The Light
From this photoshoot I was able to encounter the sunset in my corner of the room, which is my studio. The season was gradually starting to wear spring and the sun was becoming longer and brighter. As usual I was on my 5th photoshoot, and the sunlight was definitely a surprise that I did not expect. I remember the light was so soft but bright, touching the side of my face slowly, almost if it was shy to intrude my shoot. But I welcomed with both my arms open and moved my position according to where the sun was moving. The streak on my eye gave me a haze as if the world was full of fog of light; in the beginning I was not sure how to deal with such direct light but I’ve always wanted to photograph with direct sunset sunlight which I put all my focus on that last few minutes. I loved the warmth of the light lingering on my cheek, shoulder and neck, and I knew this photoshoot was going to shift in plane because of this touch. Ever since the next photoshoots I waited for the light and moved accordingly, like a light catcher.
The Life
It wasn’t until recent where I seriously started to think about light in my photography; for the longest time it felt like I have been chasing it with such a distance. I always photographed where the light is without any artificial light as possible, my first ever photoshoots were outdoors in the daylight. The natural attraction always mean something and makes me reflect; growing up my teenage period in Korea, the room that I had with mom had one window. Probably big as three letter size papers. Nevertheless of day and night, the room was dark. Those times were the times when I felt most unstable and insecure, which the room felt darker and darker. Then I moved to Oklahoma, and all I could find was fields with open space to hug so much sunlight. I ran around our backyard, in Glenpool, with my puppy with my camera to investigate wild flowers. Because I know the darkness in terms of physical and mental, I know how light is inevitable in my life. Time passed and I still strive to find the right amount of light that reflects the soul. Because light is the life, we try to naturally go closer, sometimes draw further out because of the bareness, but eventually go closer again.
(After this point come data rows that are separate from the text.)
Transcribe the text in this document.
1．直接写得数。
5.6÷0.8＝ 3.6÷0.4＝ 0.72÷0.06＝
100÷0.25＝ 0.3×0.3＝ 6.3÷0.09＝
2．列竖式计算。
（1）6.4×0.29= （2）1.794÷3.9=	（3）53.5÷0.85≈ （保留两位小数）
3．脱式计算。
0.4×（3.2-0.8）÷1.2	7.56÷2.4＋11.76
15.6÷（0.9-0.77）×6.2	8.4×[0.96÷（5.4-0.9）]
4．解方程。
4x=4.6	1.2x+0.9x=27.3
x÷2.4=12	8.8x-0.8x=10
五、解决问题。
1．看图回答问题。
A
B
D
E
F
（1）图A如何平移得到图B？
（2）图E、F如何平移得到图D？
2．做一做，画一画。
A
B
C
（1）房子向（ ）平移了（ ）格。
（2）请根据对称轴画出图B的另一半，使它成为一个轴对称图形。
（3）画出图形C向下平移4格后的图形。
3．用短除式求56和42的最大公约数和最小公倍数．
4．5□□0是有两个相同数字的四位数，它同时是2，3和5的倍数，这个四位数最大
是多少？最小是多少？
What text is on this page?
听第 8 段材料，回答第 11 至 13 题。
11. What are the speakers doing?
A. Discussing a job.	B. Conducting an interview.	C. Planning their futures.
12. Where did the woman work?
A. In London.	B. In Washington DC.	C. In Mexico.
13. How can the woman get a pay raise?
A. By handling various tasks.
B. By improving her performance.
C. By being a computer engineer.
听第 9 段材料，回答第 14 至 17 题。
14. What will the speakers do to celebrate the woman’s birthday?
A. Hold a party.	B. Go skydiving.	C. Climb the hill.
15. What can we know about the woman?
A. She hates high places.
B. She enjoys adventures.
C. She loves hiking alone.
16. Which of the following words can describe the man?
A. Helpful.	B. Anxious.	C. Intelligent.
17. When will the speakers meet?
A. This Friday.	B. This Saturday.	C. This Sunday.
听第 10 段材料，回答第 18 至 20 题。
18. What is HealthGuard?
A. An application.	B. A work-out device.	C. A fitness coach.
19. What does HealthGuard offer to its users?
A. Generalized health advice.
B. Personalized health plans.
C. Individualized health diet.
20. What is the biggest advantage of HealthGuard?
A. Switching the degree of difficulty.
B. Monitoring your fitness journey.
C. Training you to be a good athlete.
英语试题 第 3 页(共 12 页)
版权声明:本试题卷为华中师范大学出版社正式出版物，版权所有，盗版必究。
I thought this dress was perfect for absorbing the warm light of the day, also the liveliness of the color palette matched the plants to replicate the garden that is always in my dreams. Maybe because of that attraction to the light, I do not carry barely any black or gray clothing in my closet. I believe what is dark in my head and soul is enough to carry in life, not necessary in clothes (laugh). The sunlight was in my room for a very long time. My room felt like a yellow fog. I thought I heard birds singing. Patches of life were sitting on my curtains, chair, carpet, and in the air.
There was true light
I had been told several times that my photographs are warm. Also it has a certain haziness. Recently I am trying to enhance that, through film, prism, double layouts, and color scheming. I believe we need more light in our lives. Life has the true words, and the true words indicates the savior that gives us life. We reject and decline the savior part because it is unseen, but it is the only way to life. We always want life, but not the savior. But the light that we see everyday for granted, is echoing the truth of the light. The light is in your bedroom, kitchen, balcony, whispering the true life that you are looking for. True light. And the light catcher. It’s just a beginning of all.